Sorgfältig legte er die Sachen zu den anderen.

»Simon, warum tust du das? Was hast du vor?«, keuchte sie schließlich.

»Komm schon, du weißt doch, was nun unweigerlich folgt.« Susanne musste schlucken und das Zittern fing wieder an.

Er machte sich an ihr zu schaffen und sie war gedanklich schon wieder auf Schmerzen eingerichtet, doch er tat etwas, worauf sie nicht gefasst war: Er zog sie an. Nachdem er ihr die Jeans übergezogen hatte, löste er die Handfesseln und reichte ihr einen BH. Er sah ihren fragenden Blick, aber sagte nichts.

Als sie komplett angezogen war, nahm er die Tasche und führte sie nach draußen zu seinem Wagen. Eingeschüchtert folgte sie ihm fast apathisch. Der Morgen war kühl und die Straße menschenleer. Mit etwas Nachdruck zwang er sie, auf dem Beifahrersitz Platz zu nehmen, und fuhr los – sie hatte ihre letzte Chance zu schreien oder wegzulaufen verpasst.

Nach einigen Stunden wurde die Gegend immer verlassener und die Natur üppiger. Kein Wort fiel zwischen ihnen. Es lief nur das Radio. Seine Worte hämmerten in ihrem Kopf. Was meinte er mit dem Unweigerlichen, das folgen würde? Sie ahnte, dass sie das alles nicht überleben würde.

Trotz der großen Angst war sie ein wenig eingeschlafen und wurde erst wach, als der Wagen stoppte. Verstört sah sie sich um. Er war ausgestiegen und ging auf eine Hütte zu. Rundherum war nur Wald und sie hatte keine Ahnung, wo sie war. Aus ihren Gedanken gerissen hörte sie, wie er sie fragte. »Kommst du?«

Langsam stieg sie aus. Erst jetzt spürte sie die Schmerzen und die Anstrengung der letzten Nacht. »Was hast du vor?

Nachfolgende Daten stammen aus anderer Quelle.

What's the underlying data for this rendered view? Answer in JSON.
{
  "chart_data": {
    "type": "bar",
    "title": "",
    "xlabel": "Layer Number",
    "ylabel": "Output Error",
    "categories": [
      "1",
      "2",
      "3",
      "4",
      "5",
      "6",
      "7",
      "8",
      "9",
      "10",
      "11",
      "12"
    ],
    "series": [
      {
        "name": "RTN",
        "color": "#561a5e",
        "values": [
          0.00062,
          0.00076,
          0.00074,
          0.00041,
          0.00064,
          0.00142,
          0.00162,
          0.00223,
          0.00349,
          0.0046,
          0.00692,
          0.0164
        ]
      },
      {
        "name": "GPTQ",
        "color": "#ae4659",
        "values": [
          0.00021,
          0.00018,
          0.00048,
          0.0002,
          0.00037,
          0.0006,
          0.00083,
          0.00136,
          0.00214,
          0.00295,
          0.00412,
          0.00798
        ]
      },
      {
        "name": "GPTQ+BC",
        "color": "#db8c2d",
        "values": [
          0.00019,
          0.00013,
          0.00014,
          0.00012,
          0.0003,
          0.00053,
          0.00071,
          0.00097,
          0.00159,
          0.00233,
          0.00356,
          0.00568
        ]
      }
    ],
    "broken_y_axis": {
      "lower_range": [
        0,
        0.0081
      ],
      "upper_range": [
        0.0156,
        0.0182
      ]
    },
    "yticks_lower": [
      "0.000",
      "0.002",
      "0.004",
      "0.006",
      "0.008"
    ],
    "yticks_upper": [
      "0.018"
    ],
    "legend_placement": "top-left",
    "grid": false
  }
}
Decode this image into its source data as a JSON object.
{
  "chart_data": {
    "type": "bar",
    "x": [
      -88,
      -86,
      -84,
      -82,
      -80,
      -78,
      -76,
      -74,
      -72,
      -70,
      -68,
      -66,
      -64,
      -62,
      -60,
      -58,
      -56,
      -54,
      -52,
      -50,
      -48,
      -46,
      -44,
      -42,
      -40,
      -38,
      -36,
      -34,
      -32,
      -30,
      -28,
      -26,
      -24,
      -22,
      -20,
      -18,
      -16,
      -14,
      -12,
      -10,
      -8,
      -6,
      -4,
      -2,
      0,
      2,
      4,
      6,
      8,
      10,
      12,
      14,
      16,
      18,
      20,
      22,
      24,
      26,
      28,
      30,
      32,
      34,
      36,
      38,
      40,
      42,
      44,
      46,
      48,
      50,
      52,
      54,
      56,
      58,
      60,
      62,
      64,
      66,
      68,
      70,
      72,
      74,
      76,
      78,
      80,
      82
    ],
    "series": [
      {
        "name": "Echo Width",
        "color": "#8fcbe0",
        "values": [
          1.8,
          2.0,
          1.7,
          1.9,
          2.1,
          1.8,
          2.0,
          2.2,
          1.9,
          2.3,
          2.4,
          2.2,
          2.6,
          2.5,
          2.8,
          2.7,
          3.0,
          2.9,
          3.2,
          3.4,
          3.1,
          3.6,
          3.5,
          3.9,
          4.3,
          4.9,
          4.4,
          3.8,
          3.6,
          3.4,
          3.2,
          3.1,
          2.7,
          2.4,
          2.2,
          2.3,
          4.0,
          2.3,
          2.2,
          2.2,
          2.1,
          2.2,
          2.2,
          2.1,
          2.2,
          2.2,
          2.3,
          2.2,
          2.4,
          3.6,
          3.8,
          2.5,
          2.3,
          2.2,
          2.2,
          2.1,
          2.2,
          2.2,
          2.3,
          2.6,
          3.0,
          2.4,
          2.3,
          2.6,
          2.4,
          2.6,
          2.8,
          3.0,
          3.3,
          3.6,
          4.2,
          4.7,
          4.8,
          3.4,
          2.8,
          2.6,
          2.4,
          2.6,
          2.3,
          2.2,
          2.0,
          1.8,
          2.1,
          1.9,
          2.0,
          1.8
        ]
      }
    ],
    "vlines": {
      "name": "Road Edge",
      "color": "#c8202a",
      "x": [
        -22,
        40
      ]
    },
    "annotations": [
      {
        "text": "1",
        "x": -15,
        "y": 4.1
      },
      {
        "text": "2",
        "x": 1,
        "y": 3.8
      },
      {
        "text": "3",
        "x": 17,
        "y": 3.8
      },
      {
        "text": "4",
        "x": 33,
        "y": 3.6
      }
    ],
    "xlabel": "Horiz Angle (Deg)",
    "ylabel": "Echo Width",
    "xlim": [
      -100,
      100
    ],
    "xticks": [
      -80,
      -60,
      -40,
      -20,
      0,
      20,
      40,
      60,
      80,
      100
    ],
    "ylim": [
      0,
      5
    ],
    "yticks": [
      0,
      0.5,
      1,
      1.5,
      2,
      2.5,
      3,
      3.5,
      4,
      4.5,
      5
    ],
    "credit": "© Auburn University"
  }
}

Simon, bitte rede mit mir.«

Er reagierte genervt. »Es war bisher schön still. Das soll so bleiben.« Mit erhobenem Zeigefinger stand er vor ihr, dann packte er sie derb am Arm und zerrte sie mit sich. »Das ist das Schlimme mit euch Weibern, ihr wollt immer quatschen. Männer wollen nicht reden. Männer wollen Sex und Frauen haben zu gehorchen.«

Mit weitaufgerissenen Augen starrte sie ihn an und folgte ihm notgedrungen in die Waldhütte.

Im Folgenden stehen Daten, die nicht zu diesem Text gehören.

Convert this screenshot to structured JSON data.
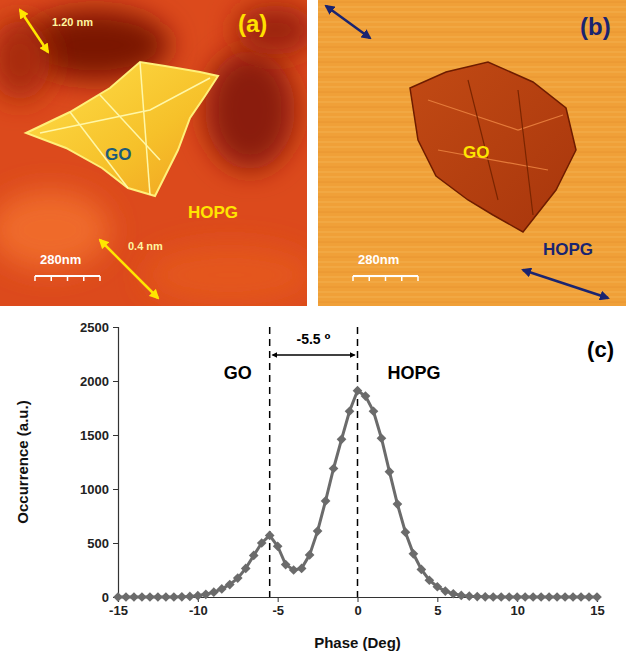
{
  "images": [
    {
      "panel_label": "(a)",
      "texts": [
        "1.20 nm",
        "0.4 nm",
        "GO",
        "HOPG"
      ],
      "scale_bar": "280nm"
    },
    {
      "panel_label": "(b)",
      "texts": [
        "GO",
        "HOPG"
      ],
      "scale_bar": "280nm"
    }
  ],
  "chart_data": {
    "type": "line",
    "panel_label": "(c)",
    "x_label": "Phase (Deg)",
    "y_label": "Occurrence (a.u.)",
    "x": [
      -15,
      -14.5,
      -14,
      -13.5,
      -13,
      -12.5,
      -12,
      -11.5,
      -11,
      -10.5,
      -10,
      -9.5,
      -9,
      -8.5,
      -8,
      -7.5,
      -7,
      -6.5,
      -6,
      -5.5,
      -5,
      -4.5,
      -4,
      -3.5,
      -3,
      -2.5,
      -2,
      -1.5,
      -1,
      -0.5,
      0,
      0.5,
      1,
      1.5,
      2,
      2.5,
      3,
      3.5,
      4,
      4.5,
      5,
      5.5,
      6,
      6.5,
      7,
      7.5,
      8,
      8.5,
      9,
      9.5,
      10,
      10.5,
      11,
      11.5,
      12,
      12.5,
      13,
      13.5,
      14,
      14.5,
      15
    ],
    "values": [
      0,
      0,
      0,
      0,
      0,
      0,
      0,
      0,
      2,
      5,
      12,
      25,
      45,
      75,
      115,
      175,
      265,
      385,
      500,
      570,
      470,
      300,
      250,
      265,
      390,
      610,
      890,
      1190,
      1460,
      1720,
      1910,
      1860,
      1720,
      1470,
      1160,
      860,
      600,
      400,
      255,
      155,
      95,
      55,
      30,
      15,
      8,
      4,
      2,
      0,
      0,
      0,
      0,
      0,
      0,
      0,
      0,
      0,
      0,
      0,
      0,
      0,
      0
    ],
    "color": "#6b6b6b",
    "marker": "diamond",
    "line_style": "solid",
    "xlim": [
      -15,
      15
    ],
    "xticks": [
      -15,
      -10,
      -5,
      0,
      5,
      10,
      15
    ],
    "ylim": [
      0,
      2500
    ],
    "yticks": [
      0,
      500,
      1000,
      1500,
      2000,
      2500
    ],
    "grid": false,
    "vlines": [
      -5.5,
      0
    ],
    "annotations": [
      {
        "text": "GO"
      },
      {
        "text": "HOPG"
      },
      {
        "text": "-5.5 ⁰"
      }
    ]
  }
}
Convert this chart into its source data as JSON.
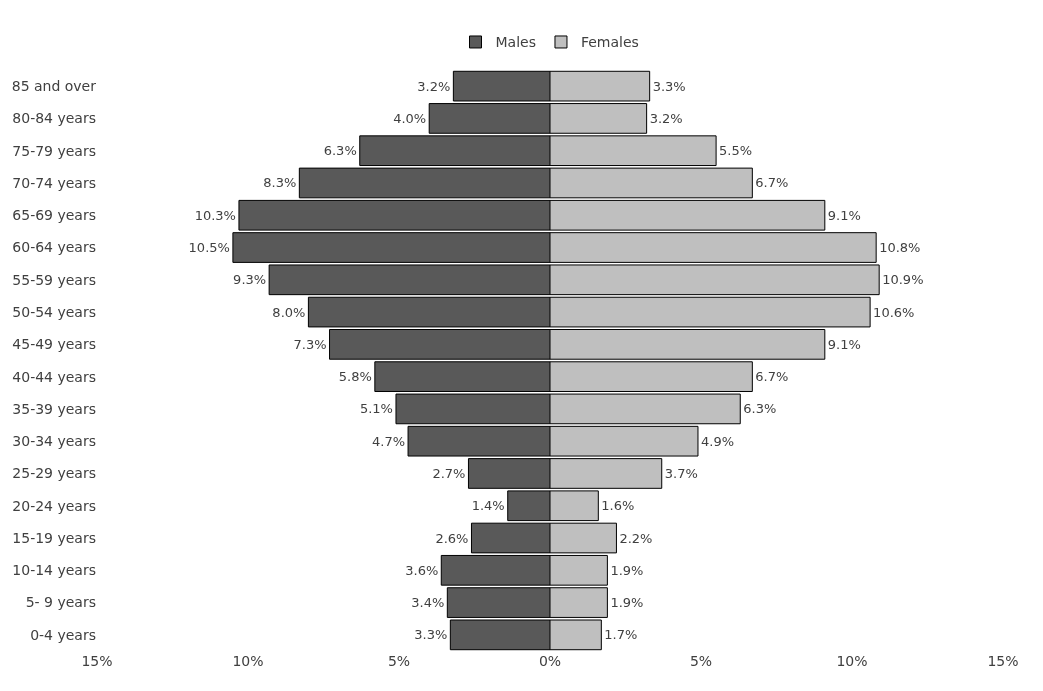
{
  "chart_data": [
    {
      "type": "bar",
      "orientation": "horizontal",
      "legend": "top",
      "categories": [
        "85 and over",
        "80-84 years",
        "75-79 years",
        "70-74 years",
        "65-69 years",
        "60-64 years",
        "55-59 years",
        "50-54 years",
        "45-49 years",
        "40-44 years",
        "35-39 years",
        "30-34 years",
        "25-29 years",
        "20-24 years",
        "15-19 years",
        "10-14 years",
        "5- 9 years",
        "0-4 years"
      ],
      "series": [
        {
          "name": "Males",
          "color": "#595959",
          "values": [
            3.2,
            4.0,
            6.3,
            8.3,
            10.3,
            10.5,
            9.3,
            8.0,
            7.3,
            5.8,
            5.1,
            4.7,
            2.7,
            1.4,
            2.6,
            3.6,
            3.4,
            3.3
          ],
          "value_labels": [
            "3.2%",
            "4.0%",
            "6.3%",
            "8.3%",
            "10.3%",
            "10.5%",
            "9.3%",
            "8.0%",
            "7.3%",
            "5.8%",
            "5.1%",
            "4.7%",
            "2.7%",
            "1.4%",
            "2.6%",
            "3.6%",
            "3.4%",
            "3.3%"
          ]
        }
      ],
      "xlim": [
        15,
        0
      ],
      "xticks": [
        {
          "value": 15,
          "label": "15%"
        },
        {
          "value": 10,
          "label": "10%"
        },
        {
          "value": 5,
          "label": "5%"
        },
        {
          "value": 0,
          "label": "0%"
        }
      ]
    },
    {
      "type": "bar",
      "orientation": "horizontal",
      "legend": "top",
      "tick_labels": "x",
      "categories": [
        "85 and over",
        "80-84 years",
        "75-79 years",
        "70-74 years",
        "65-69 years",
        "60-64 years",
        "55-59 years",
        "50-54 years",
        "45-49 years",
        "40-44 years",
        "35-39 years",
        "30-34 years",
        "25-29 years",
        "20-24 years",
        "15-19 years",
        "10-14 years",
        "5- 9 years",
        "0-4 years"
      ],
      "series": [
        {
          "name": "Females",
          "color": "#bfbfbf",
          "values": [
            3.3,
            3.2,
            5.5,
            6.7,
            9.1,
            10.8,
            10.9,
            10.6,
            9.1,
            6.7,
            6.3,
            4.9,
            3.7,
            1.6,
            2.2,
            1.9,
            1.9,
            1.7
          ],
          "value_labels": [
            "3.3%",
            "3.2%",
            "5.5%",
            "6.7%",
            "9.1%",
            "10.8%",
            "10.9%",
            "10.6%",
            "9.1%",
            "6.7%",
            "6.3%",
            "4.9%",
            "3.7%",
            "1.6%",
            "2.2%",
            "1.9%",
            "1.9%",
            "1.7%"
          ]
        }
      ],
      "xlim": [
        0,
        15
      ],
      "xticks": [
        {
          "value": 5,
          "label": "5%"
        },
        {
          "value": 10,
          "label": "10%"
        },
        {
          "value": 15,
          "label": "15%"
        }
      ]
    }
  ]
}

Sie brauchte einen Moment, um sich an die Lichtverhältnisse im Inneren zu gewöhnen. Als er das Licht einschaltete, schreckte sie zurück: In der Mitte des Raumes stand ein rustikaler Tisch, er schien sehr alt zu sein. Der Tisch ähnelte eher einer mittelalterlichen Folterbank oder einem Opferstock. Susanne konnte förmlich das Blut riechen, das auf ihm vergossen wurde, die dunklen Flecken auf ihm bezeugten dies.

An den vier Ecken waren Eisenringe mit Lederbändern angebracht. Auf einem Beistelltisch lagen medizinische Instrumente und alte Werkzeuge, deren Bezeichnung sie nicht kannte. Jedoch flößten sie ihr panische Angst ein.

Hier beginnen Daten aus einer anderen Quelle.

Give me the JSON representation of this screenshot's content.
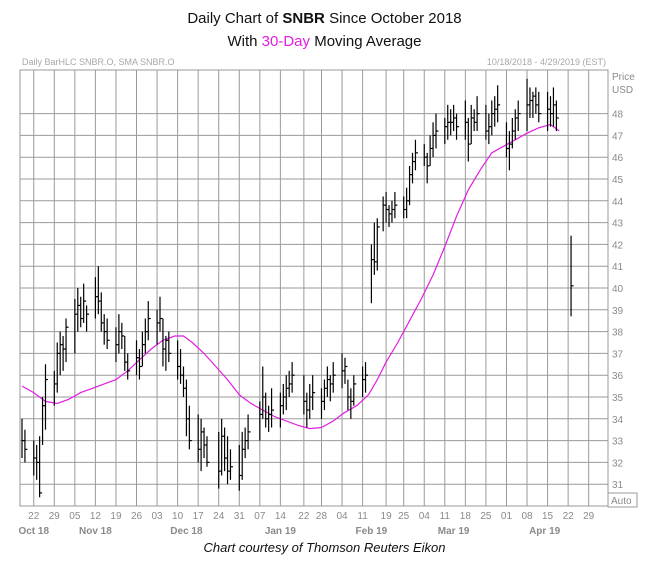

Susanne wollte fliehen, doch er war schnell bei ihr und forderte sie auf, ihren Platz einzunehmen: »Mach schon, wir haben nur heute Nacht für uns allein. Morgen werden meine Freunde sich mit dir beschäftigen.«

Das war zu viel für Susanne, sie brach ohnmächtig zusammen. Nach einer Weile erwachte sie und fand sich in der Lage, die sie sich bildlich schon vorgestellt hatte, als sie den Tisch sah: Nackt und an alle vier Gliedmaßen gefesselt lag sie da.

Simon wusch sie. Leise brabbelte er vor sich hin und berührt sie dabei überall. Sie verstand die Worte nicht, es war eine altertümliche Sprache. Die Situation war schier aussichtslos, aber sie versuchte trotzdem, sich zu wehren. Er rügte sie dafür und wurde derber. Sie versuchte, an etwas anderes zu denken, doch als er sie gewaltsam nahm, waren die Schmerzen höllisch und sie schrie aus vollem Hals.

»Ja, so lieben wir es. Es wird lange dauern, dein Leiden.« Langsam stieg er vom Tisch herunter und zog sich wieder an, dann verließ er den Raum.